L'insensé. - N'avez-vous pas entendu parler de cet homme insensé qui, ayant allumé une lanterne en plein midi, courait sur la place du marché et criait sans cesse : « Je cherche de l’argent! Je cherche de l’argent!» - Et comme là-bas se trouvaient précisément rassemblés beaucoup de ceux qui ne croyaient pas en l’argent, il suscita une grande hilarité. L'a-t-on perdu? dit l'un. S'est-il égaré comme un enfant? dit un autre. Ou bien se cache-t-il quelque part? A-t-il peur de nous? S'est-il embarqué? A-t-il émigré? - ainsi ils criaient et riaient tous à la fois. L'insensé se précipita au milieu d'eux et les perça de ses regards. « Où est l’argent? cria-t-il , je vais vous le dire! Nous l'avons tué - vous et moi! Nous tous sommes ses meurtriers ! Mais comment avons-nous fait cela? Comment avons-nous pu vider la mer? Qui nous a donné l'éponge pour effacer l'horizon tout entier? Qu'avons-nous fait, à désenchaîner cette terre de son soleil? Vers où roule-t-elle à présent? Vers quoi nous porte son mouvement? Loin de tous les soleils? Ne sommes-nous pas précipités dans une chute continue? Et cela en arrière, de côté, en avant, vers tous les côtés? Est-il encore un haut et un bas? N'errons-nous pas comme à travers un néant infini? Ne sentons-nous pas le souffie du vide? Ne fait-il pas plus froid? Ne fait-il pas nuit sans cesse et de plus en plus nuit? Ne faut-il pas allumer les lanternes dès le matin? N'entendons-nous rien encore du bruit des fossoyeurs qui ont enseveli l’argent?

Ça marche!

Patrick a dit…

Hum, perso, pas sûr que ça marche tout à fait, dans ce texte. Mais c'est un bon rimix.

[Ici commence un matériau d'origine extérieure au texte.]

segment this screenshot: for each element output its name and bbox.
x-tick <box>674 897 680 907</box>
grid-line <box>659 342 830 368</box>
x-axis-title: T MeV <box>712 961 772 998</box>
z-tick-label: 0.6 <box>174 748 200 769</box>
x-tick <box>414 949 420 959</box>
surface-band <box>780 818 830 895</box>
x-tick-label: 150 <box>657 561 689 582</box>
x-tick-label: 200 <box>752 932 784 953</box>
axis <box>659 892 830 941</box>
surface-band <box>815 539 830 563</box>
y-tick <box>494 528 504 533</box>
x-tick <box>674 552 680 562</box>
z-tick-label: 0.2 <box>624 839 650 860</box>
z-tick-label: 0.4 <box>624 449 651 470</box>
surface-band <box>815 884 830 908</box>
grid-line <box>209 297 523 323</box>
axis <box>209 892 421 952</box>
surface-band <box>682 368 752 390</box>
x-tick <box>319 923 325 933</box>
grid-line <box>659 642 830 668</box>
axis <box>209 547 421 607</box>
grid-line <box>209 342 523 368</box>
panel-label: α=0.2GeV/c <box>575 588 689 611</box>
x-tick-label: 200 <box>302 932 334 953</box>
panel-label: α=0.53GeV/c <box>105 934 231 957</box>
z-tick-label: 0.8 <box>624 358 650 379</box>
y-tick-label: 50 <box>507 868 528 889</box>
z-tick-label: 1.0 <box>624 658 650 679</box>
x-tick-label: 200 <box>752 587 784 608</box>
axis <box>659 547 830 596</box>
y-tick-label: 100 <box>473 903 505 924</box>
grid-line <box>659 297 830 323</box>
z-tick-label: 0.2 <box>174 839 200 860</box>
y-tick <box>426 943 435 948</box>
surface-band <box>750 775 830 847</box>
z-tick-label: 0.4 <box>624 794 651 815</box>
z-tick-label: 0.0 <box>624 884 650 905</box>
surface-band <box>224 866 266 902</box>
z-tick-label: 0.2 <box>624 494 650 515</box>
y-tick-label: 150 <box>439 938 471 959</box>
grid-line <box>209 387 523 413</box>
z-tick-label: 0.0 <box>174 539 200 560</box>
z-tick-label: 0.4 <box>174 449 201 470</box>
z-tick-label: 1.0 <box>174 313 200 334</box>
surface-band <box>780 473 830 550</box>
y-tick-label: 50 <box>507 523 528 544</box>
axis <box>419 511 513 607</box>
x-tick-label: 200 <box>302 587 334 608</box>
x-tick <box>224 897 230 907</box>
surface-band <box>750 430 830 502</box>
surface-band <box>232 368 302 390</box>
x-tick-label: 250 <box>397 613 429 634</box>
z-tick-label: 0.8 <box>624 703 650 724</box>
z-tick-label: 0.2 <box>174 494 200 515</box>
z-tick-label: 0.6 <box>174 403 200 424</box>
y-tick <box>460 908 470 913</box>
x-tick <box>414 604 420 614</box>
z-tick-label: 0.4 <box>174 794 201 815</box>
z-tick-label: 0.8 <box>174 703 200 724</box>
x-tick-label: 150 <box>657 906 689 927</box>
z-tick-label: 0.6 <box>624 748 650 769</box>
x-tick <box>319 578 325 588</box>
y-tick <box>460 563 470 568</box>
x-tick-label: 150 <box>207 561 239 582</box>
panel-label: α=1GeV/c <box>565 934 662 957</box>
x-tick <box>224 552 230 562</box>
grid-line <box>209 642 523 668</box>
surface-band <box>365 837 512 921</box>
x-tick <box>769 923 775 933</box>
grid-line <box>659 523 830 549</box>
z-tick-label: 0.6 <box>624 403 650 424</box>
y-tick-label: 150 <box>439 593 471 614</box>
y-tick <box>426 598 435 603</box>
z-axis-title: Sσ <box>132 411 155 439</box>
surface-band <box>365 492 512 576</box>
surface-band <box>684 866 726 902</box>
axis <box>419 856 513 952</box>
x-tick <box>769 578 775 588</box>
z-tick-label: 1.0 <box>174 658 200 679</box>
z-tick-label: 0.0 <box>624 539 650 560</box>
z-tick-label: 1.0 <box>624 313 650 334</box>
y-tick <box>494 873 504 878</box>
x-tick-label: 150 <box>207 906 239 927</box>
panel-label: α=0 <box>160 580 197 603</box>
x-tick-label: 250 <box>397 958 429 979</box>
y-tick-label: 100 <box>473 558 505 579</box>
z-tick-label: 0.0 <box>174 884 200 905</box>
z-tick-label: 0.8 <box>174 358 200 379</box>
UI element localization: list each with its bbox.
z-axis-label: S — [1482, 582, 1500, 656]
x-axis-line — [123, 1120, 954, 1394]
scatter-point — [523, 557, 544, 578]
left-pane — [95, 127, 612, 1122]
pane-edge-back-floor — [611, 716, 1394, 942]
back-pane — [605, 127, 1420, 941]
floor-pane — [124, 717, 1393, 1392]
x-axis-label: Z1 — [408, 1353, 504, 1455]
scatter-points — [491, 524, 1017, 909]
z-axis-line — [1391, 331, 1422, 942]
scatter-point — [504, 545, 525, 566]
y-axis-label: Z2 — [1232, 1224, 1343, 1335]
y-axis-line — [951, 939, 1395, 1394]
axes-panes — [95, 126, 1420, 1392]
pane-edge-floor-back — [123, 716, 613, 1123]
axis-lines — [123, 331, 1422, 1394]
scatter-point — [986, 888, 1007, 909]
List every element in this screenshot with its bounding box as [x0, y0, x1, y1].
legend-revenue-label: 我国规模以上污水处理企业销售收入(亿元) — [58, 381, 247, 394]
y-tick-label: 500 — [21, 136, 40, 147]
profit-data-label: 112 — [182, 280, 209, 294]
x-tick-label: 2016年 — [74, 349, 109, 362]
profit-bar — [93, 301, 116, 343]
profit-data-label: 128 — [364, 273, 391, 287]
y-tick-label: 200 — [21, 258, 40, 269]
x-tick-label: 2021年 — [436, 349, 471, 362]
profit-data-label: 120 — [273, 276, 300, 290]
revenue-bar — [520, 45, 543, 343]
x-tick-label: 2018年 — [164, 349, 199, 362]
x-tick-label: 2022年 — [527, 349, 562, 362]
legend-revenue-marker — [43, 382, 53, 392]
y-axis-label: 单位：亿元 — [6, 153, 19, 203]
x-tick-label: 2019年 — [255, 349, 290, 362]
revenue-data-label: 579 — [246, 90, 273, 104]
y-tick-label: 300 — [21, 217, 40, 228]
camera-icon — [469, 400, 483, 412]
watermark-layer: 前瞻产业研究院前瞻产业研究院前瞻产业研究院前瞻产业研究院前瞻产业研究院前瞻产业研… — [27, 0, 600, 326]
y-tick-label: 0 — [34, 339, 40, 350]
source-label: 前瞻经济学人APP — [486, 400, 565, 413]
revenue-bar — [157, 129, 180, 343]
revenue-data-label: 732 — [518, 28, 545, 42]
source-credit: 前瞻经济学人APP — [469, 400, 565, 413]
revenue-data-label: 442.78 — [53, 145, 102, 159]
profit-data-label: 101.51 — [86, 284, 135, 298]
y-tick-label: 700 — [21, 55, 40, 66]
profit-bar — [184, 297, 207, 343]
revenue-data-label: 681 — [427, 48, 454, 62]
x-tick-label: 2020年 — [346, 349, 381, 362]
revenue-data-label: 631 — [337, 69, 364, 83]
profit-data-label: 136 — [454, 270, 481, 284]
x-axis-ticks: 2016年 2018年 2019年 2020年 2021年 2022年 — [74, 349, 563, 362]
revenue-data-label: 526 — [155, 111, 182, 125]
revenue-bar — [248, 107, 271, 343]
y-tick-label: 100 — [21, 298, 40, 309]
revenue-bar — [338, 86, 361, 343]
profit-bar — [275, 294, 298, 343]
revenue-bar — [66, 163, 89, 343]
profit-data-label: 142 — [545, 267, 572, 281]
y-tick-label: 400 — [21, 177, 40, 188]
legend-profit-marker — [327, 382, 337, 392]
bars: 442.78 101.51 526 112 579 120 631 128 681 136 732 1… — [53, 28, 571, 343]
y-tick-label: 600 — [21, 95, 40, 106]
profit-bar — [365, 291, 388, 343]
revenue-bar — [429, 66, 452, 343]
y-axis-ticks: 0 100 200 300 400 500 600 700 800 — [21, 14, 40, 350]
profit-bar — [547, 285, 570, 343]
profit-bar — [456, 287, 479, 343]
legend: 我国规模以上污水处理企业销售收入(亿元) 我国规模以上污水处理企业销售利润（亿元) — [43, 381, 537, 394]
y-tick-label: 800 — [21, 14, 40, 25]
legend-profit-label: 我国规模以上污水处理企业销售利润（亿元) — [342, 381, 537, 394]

Ceci dit, l'idée de remplacer Dieu par l'argent dans les textes qui traitent de dieu etc. est bien bonne. Proche aussi des Agamben, Schürmann, Mondzain et alii de ce monde? (Archéologie de la théologie, et du concept d'économie.)

AL a dit…

J'aime bien le remix de Nietzsche.

Ça marche et marche pas.

Marche dans la mesure où on assume que c'est c'est énoncé à partir d'un lieu qui n'existe pas mais qu'on aurait le goût : c'est-à-dire cet univers au sujet duquel on se sent gêné de fantasmer tellement c'est utopique, le monde où le culte de l'argent serait effectivement disparu.

Marche pas parce qu'on est cyniques.

Captcha : ressessi ! J'invente rien.

La Loove a dit…

Nous sommes fictions... Nancy Huston.

La Loove a dit…

Je veux dire, j'aime beaucoup l'intro de cet article. Si l'identité, et enfin le réel s'articulent autour d'histoires qu'on se raconte, et bien disons qu'on gagne en souplesse. On se retrouve dans une liberté vertigineuse. Et surtout terrifiante. La perte de sens et le cynisme ne sont pas conséquents de cette liberté, mais de la peur qu'on ressent face à l'inconnu.

On dirait qu'on pose des gestes pour tester la trame narrative. On a pas fini d'être surpris.

Mais du coup, toutes utopies deviennent aussi possibles que leurs contraires.

Je suis vachement hors contexte sur les commentaires, mais j'avais envie de répondre à l'article.